Green radicals from the activist group Just Stop Oil desecrated Charles Darwin's grave on Monday, claiming humanity is unable to adapt to a supposed climate crisis.
Members of the climate change group Just Stop Oil used orange spray paint to deface the tombstone of Charles Darwin, the father of evolution, in Westminster Abbey. The message was a reference to the 2015 Paris Agreement, which called on governments to “1.5 is dead.” This is to prevent global temperatures from rising above 1.5 degrees Celsius.
“Two Just Stop Oil supporters paint on Charles Darwin's grave, demanding that the UK government joins other countries in phasing out the extraction and burning of fossil fuels by 2030.'' ” and Just Stop Oil said In a press release.
The extremist group, which often uses paint to destroy great works of art to draw attention to its cause, uses Darwin's tomb in its latest stunt to demonstrate humans' inability to adapt to a changing climate. They claim that this is due to human factors.
“Darwin would visit his grave to know that we are in the midst of the sixth mass extinction. Under the government's plan, temperatures will rise by more than 3 degrees. Everything they love will be destroyed. World leaders must stop burning oil, gas and coal by 2030,” the group said.

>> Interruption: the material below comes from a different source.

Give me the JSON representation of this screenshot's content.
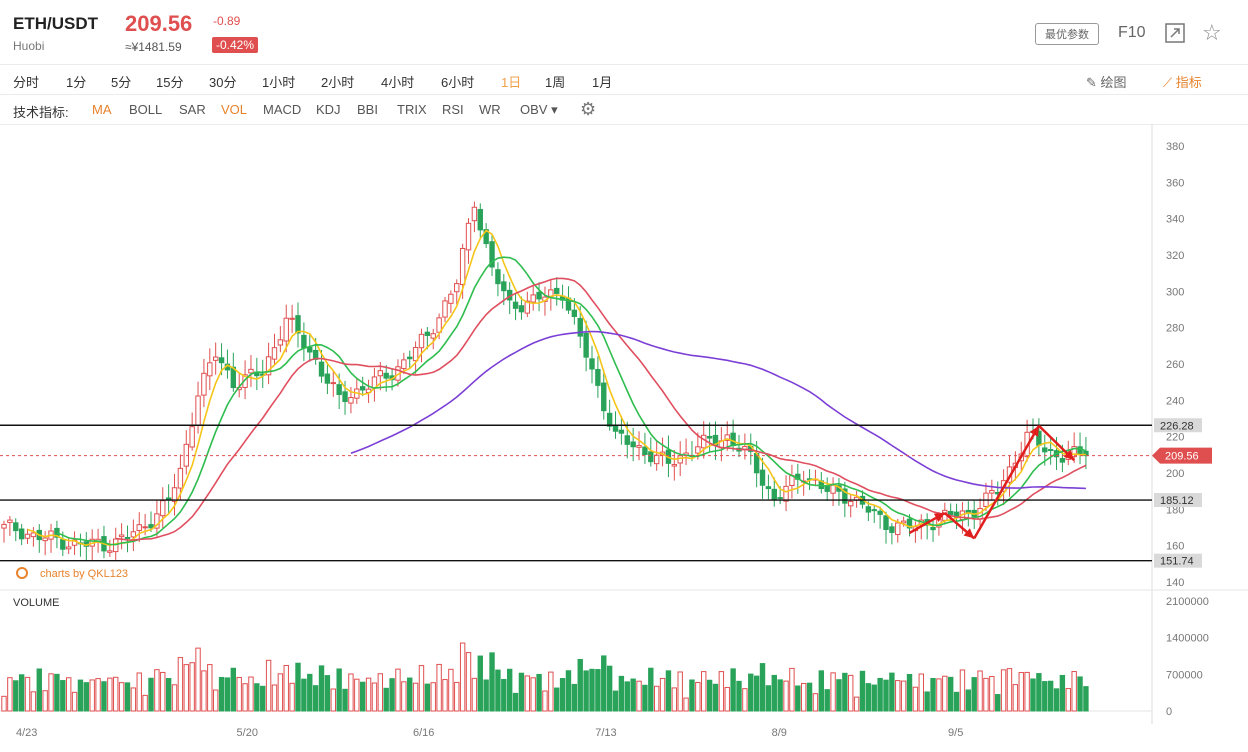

Just Stop Oil also blames climate change for the California wildfires that killed 24 people and destroyed countless buildings and homes.
The next US president, Donald Trump, etc. They cited mismanagement of water resources, failure to clear brush, and poor planning by the Democratic Party-controlled administration. It is cited as an important factor that causes disasters.
The left has long praised Charles Darwin for his theory of evolution, but Just Stop Oil is not the only left-wing group to target the 19th-century British naturalist in recent years.
For example, in 2020, the UK's Natural History Museum, under pressure from the international Marxist Black Lives Matter movement, removed allegedly offensive specimens in its collection, including Darwin's specimens from the Galapagos Islands. announced that it had decided to review the items.
At the time, museum curators reportedly claimed they represented “a colonialist scientific expedition.”